君の木の下

夫婦と子どもふたりの日常備忘録

早退と罪悪感

ここ数日、頭痛が来ては薬で押さえ込む日が続いていた。
その日の朝もぼんやり痛かったが、いつもの緊張型頭痛だろうと思って薬は飲まなかった。
9時頃から段々痛みが強くなってきた。打ち合わせ中もこめかみを押さえないでいられず、終わってすぐ薬を飲んだ。
そのまま仕事を続けたが、難しい文章が全く頭に入らない。これ以上は無理だし無駄だと判断し、医務室で休むことにした。

けれど、うちの会社の医務室は一時間で追い出される。
起こされると頭痛は悪化していて、体を起こすとガンガンとくらくらするような痛みで目も開けられない。
会社は早退することにした。幸い、このあとは会議も来客もない。


時折吐き気が込み上げてきて、涙目で飲み込む。改札前はこの時間でも人が多く騒々しい。それでもテレビ画面の向こうの世界を眺めているかのように、世界が遠かった。音も光も、どこか次元の違うところにあってわたしのところにはなかった。

わたしは弱い人間だ、と罪悪感でいっぱいになる。
みんな体調が悪いときでも働いているのに、どうしてわたしは休んでしまうのだろう。

こうやって頭痛で休んだり早退したり遅刻したりするのは、かれこれ小学生の頃からだから、もう20年以上だ。
わたしは本当に休まなくてはいけないほどしんどいのだろうか、さぼっているのではないか。だってほら、さっきだって職場の人に「体調が悪いので帰ります」と伝えたとき、笑ってたじゃないか、自分。

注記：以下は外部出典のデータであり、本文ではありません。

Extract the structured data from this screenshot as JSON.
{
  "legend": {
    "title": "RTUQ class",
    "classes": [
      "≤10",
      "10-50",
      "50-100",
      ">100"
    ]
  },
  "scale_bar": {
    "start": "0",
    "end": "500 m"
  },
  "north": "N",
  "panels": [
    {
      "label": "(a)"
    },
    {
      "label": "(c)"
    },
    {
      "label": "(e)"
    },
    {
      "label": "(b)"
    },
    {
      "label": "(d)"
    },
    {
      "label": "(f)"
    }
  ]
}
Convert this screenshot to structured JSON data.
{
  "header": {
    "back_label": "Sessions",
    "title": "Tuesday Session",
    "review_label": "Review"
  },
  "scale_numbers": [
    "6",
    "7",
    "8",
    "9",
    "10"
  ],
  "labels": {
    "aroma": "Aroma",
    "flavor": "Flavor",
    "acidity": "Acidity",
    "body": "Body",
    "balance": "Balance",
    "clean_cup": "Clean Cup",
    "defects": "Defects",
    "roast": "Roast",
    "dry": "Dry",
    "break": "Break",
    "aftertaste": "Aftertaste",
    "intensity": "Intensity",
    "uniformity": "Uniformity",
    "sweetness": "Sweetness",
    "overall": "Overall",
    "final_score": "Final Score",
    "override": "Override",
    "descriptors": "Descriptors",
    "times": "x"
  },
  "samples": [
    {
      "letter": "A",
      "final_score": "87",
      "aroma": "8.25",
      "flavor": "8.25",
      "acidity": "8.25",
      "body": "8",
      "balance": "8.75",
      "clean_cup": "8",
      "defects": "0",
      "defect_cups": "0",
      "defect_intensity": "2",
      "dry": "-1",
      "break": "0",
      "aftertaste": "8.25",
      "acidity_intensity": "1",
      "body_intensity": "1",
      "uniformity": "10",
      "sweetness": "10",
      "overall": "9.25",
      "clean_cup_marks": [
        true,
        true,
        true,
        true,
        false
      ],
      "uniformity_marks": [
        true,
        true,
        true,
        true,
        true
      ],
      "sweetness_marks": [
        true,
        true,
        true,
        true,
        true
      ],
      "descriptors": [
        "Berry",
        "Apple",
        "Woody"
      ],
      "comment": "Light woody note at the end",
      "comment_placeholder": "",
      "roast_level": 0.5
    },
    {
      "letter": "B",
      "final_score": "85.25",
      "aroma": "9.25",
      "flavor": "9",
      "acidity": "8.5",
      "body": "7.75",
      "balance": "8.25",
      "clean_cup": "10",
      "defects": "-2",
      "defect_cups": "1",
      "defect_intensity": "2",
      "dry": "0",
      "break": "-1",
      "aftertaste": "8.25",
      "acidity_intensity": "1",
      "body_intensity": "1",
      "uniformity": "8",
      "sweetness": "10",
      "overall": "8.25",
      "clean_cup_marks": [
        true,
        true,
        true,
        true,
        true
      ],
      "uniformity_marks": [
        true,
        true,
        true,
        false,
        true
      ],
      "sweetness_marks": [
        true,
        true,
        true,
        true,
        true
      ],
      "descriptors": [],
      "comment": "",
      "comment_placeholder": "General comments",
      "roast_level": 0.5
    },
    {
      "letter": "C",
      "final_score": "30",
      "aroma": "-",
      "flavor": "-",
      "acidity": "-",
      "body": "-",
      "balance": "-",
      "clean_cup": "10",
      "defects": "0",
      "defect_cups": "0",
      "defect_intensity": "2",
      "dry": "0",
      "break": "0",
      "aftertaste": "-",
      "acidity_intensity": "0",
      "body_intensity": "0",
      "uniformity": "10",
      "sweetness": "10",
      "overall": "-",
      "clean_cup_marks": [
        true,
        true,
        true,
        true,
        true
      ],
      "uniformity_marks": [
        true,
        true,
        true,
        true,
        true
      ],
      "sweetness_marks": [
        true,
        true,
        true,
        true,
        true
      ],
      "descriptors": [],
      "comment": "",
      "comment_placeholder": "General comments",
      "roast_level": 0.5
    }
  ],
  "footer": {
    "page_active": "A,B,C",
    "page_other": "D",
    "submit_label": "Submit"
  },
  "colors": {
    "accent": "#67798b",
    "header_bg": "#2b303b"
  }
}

本当に辛いなら笑ったりできないんじゃないのか。
事実、わたしの中で頭痛は安心感とセットになっている。さっきまでいた世界を全部放り出して布団の中に引きこもれるのだから。神様に人生を謝りたくなるような激しい痛みがあるときでさえも、ひとたび痛みが引き出すと、次に現れるのは幸福と安堵なのだ。

きっとみんなも言ってるに違いない。あの人すぐさぼる。


世界が敵に見える。
ちがう、みんなから見てわたしが敵なのだ。